Are you interested in learning how to lay ceramic tiles yourself? This can give you satisfaction and pride in your own home. Ceramic tiles look especially nice in kitchens, where they add warmth to your kitchen décor. Professionals charge quite a bit for this service, whereas you can easily do it yourself if you are willing to learn. And if you find you really enjoy laying floor tiles, you might find yourself with a lucrative new career.
When laying ceramic tiles, safety is the most important concern. Never install floor tiles without wearing protective gear. You need safety goggles, leather gloves, and a long sleeved shirt. This is especially important if you are planning on removing old tiles, as you can seriously cut yourself on broken pieces.
You will need a fair number of tools in order to install ceramic tiles. You probably already own many of these tools, such as tape measures, carpenter’s squares, and bubble levels. You may have to buy or rent a tile cutter, and you will have to purchase tiling grout, sealant, and any other small tools you don’t own such as a notched trowel or a putty knife.

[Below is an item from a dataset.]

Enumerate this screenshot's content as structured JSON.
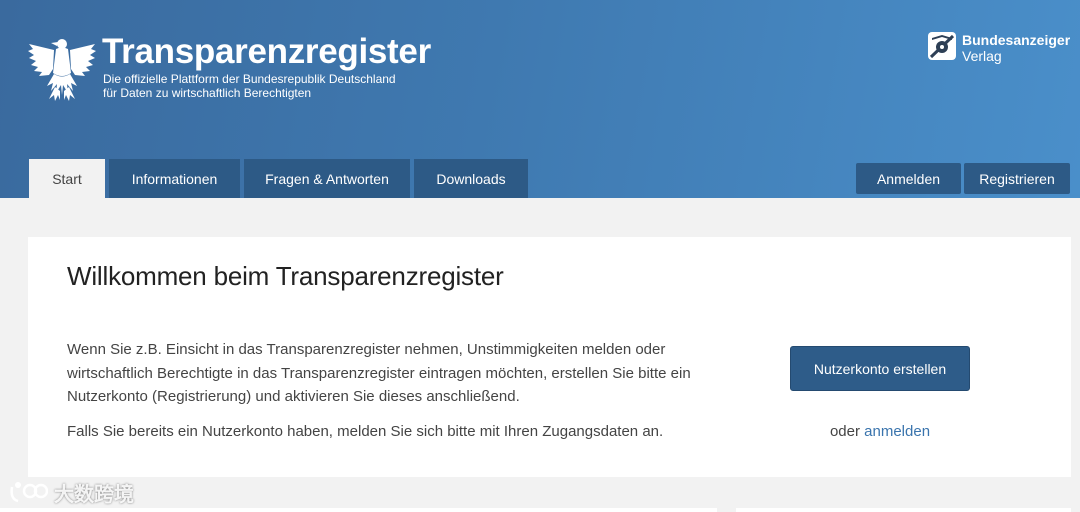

If you have never laid ceramic tiles before, you may not know where to begin. If there is already tiling on your floor, obviously you have to remove it. Put on your protective gear and use a flat-bladed chisel to break up the old tiles. When you are finished, make sure to clean up and dispose of all the debris.
Next, check your sub-flooring (the material exposed by removing the tiles). Concrete subfloors may contain cracks. If so, repair the cracks as best as you can. If a crack is too large or otherwise unrepairable, you will have to replace the concrete in that section of the floor. Plywood subfloors should be at least 1 and 1/8 inches thick in all places. If your sub-flooring is not prepared properly, your tiles will dislodge or break, so don’t rush through this step.
Now it’s time to measure your floor and start laying tile. Measure across the room and mark the center. Do the same thing in the other direction. Mark both measurements using chalk. This shows you where to lay your tile.
Your first tile is going to go in the center of the floor. Put it down and make sure it is exactly where you want it. Then, using a notched trowel, put tile adhesive or mortar onto the back of the tile. Attach it to the floor by pushing it down firmly and twisting until it no longer moves. If excess adhesive oozes out of the tile, use a damp sponge to clean it up.
Once you have placed all your tiles, all that’s left is to grout and seal the floor. There will be small gaps between your tiles; pour grout, or man-made cement, into these spaces, using a rubber grout float. Once it dries, put sealant over the grout, and your floor is done.